W badaniu naukowców z Arabii Saudyjskiej i USA wykazano, że dodanie witaminy D do standardowego leczenia depresji poprawia skuteczność terapii, aczkolwiek efekt był znacznie lepszy u kobiet niż u mężczyzn. 

Możliwe, że witamina D zadziałała za pośrednictwem wpływu na układ serotoninergiczny, czyli sieć komórek nerwowych komunikujących się za pomocą serotoniny – przypuszcza się, że niedostateczne działanie tego przekaźnika ma istotny udział w rozwoju depresji, a w tym badaniu w grupie stosującej witaminę D odnotowano istotny wzrost serotoniny we krwi.

Uczestnikami badania były 62 osoby z depresją endogenną, czyli poważną chorobą układu nerwowego, często uniemożliwiającą funkcjonowanie w codziennym życiu (okazjonalny zły humor i podły nastrój najczęściej nie jest depresją, choć powszechnie się je tak nazywa). Wszyscy uczestnicy otrzymywali leki przeciwdepresyjne, byli poddawani psychoterapii, z tym że części podawano dodatkowo witaminę D, a części nie. Badanie trwało trzy miesiące.

Po zakończeniu badania w grupie otrzymującej witaminę D stwierdzono istotnie większą poprawę nastroju, ale, jak to wspomniano na wstępie, głównie u kobiet. Dokładniej, nawet kobiety z umiarkowaną depresją zareagowały na dodanie witaminy D (obok tych z nasileniem ciężkim lub bardzo ciężkim), za to mężczyźni odpowiadali na witaminę D tylko jeśli mieli ciężką depresję. Działo się tak, mimo że u obu płci doszło do wzrostu serotoniny po suplementacji witaminy D.

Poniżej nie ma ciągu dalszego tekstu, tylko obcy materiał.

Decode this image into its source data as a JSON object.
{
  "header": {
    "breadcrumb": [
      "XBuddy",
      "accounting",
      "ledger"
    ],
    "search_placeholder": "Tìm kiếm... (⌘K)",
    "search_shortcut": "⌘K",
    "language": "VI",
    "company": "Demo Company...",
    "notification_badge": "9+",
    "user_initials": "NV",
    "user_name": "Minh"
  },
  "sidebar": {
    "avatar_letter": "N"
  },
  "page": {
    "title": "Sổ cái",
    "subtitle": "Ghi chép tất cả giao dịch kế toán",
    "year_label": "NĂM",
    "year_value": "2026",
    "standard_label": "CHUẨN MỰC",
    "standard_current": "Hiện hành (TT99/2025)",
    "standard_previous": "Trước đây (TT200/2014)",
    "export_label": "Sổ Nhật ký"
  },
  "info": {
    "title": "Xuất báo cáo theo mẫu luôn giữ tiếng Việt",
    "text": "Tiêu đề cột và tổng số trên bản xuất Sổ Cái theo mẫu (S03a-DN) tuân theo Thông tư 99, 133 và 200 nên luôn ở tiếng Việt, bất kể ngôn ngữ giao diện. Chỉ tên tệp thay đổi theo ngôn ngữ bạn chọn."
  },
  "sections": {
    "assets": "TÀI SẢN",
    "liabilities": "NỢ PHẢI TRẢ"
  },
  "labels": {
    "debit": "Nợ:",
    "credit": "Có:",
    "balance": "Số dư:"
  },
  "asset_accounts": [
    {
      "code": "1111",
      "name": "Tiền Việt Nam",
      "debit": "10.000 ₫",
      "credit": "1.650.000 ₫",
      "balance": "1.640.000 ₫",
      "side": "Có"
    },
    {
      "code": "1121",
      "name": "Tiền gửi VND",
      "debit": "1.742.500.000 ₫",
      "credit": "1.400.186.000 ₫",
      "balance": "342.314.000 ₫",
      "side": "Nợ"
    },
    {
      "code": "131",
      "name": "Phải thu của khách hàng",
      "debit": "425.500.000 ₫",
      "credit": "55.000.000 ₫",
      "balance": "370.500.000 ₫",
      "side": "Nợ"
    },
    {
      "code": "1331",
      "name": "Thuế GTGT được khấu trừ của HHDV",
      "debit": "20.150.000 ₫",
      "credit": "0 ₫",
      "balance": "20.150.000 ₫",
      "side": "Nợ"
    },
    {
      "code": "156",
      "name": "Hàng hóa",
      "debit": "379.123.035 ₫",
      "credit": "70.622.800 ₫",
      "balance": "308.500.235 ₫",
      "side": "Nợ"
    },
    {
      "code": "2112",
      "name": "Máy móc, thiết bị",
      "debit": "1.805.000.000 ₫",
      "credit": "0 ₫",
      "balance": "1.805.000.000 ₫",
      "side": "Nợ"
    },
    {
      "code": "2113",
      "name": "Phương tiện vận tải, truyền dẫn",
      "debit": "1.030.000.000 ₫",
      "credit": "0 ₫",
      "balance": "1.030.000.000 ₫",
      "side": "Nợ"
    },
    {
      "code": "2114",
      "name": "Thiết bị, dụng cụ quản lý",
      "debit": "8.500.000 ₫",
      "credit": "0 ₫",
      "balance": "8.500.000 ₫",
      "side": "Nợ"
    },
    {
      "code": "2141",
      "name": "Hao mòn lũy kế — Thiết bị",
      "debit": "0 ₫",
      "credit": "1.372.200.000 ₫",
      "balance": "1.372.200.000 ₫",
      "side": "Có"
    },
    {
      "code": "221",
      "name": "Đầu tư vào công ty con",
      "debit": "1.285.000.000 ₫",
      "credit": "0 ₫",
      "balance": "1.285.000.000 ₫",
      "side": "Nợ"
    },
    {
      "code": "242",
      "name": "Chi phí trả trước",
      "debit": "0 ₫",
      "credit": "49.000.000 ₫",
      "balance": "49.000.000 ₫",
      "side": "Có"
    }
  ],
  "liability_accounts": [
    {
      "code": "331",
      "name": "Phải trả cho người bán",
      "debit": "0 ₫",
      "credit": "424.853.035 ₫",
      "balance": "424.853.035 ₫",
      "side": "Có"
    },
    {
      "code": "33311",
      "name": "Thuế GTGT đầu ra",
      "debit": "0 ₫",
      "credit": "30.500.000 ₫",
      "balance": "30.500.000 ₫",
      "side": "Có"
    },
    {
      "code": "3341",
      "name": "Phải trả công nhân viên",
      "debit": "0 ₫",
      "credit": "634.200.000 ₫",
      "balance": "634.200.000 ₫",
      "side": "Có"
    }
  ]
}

Do dziś nie jest znana przyczyna depresji. Wydaje się, że w chorobie tej uczestniczy wiele różnych mechanizmów: pewną rolę pełni podłoże genetyczne, reakcja zapalna, zaburzenia hormonalne, nie bez znaczenia jest stres i oczywiście zaburzenia na poziomie neuroprzekaźników. Jeszcze mniej wiadomo o tym, na jakiej drodze witamina D może pomagać w leczeniu depresji – z badań naukowych wynika jednak, że jej niedostateczne zasoby (jak i suplementacja) mają związek z nasileniem objawów, przynajmniej u części osób. Pewne jest, że w układzie nerwowym znajdują się receptory dla witaminy D i szczególnie duża ich gęstość charakteryzuje układ limbiczny (czyli ten odpowiedzialny za emocje). Tu witamina D aktywuje między innymi enzymy wytwarzające serotoninę – czego pośredni dowód widzieliśmy w omawianym badaniu.

Dlaczego natomiast nie udało się uzyskać równie dobrych wyników u mężczyzn, jak u kobiet, jest zagadką i wymaga wyjaśnienia w kolejnych badaniach.

Suplementacja witaminy D jest w naszym kraju niezbędna jesienią i zimą, od października aż do „kwitnącej wiosny”.

Na podstawie

J Mol Neurosci. 2019 Dec 13. Vitamin D Supplementation Ameliorates Severity of Major Depressive Disorder. Alghamdi S, Alsulami N, Khoja S, Alsufiani H, Tayeb HO, Tarazi FI.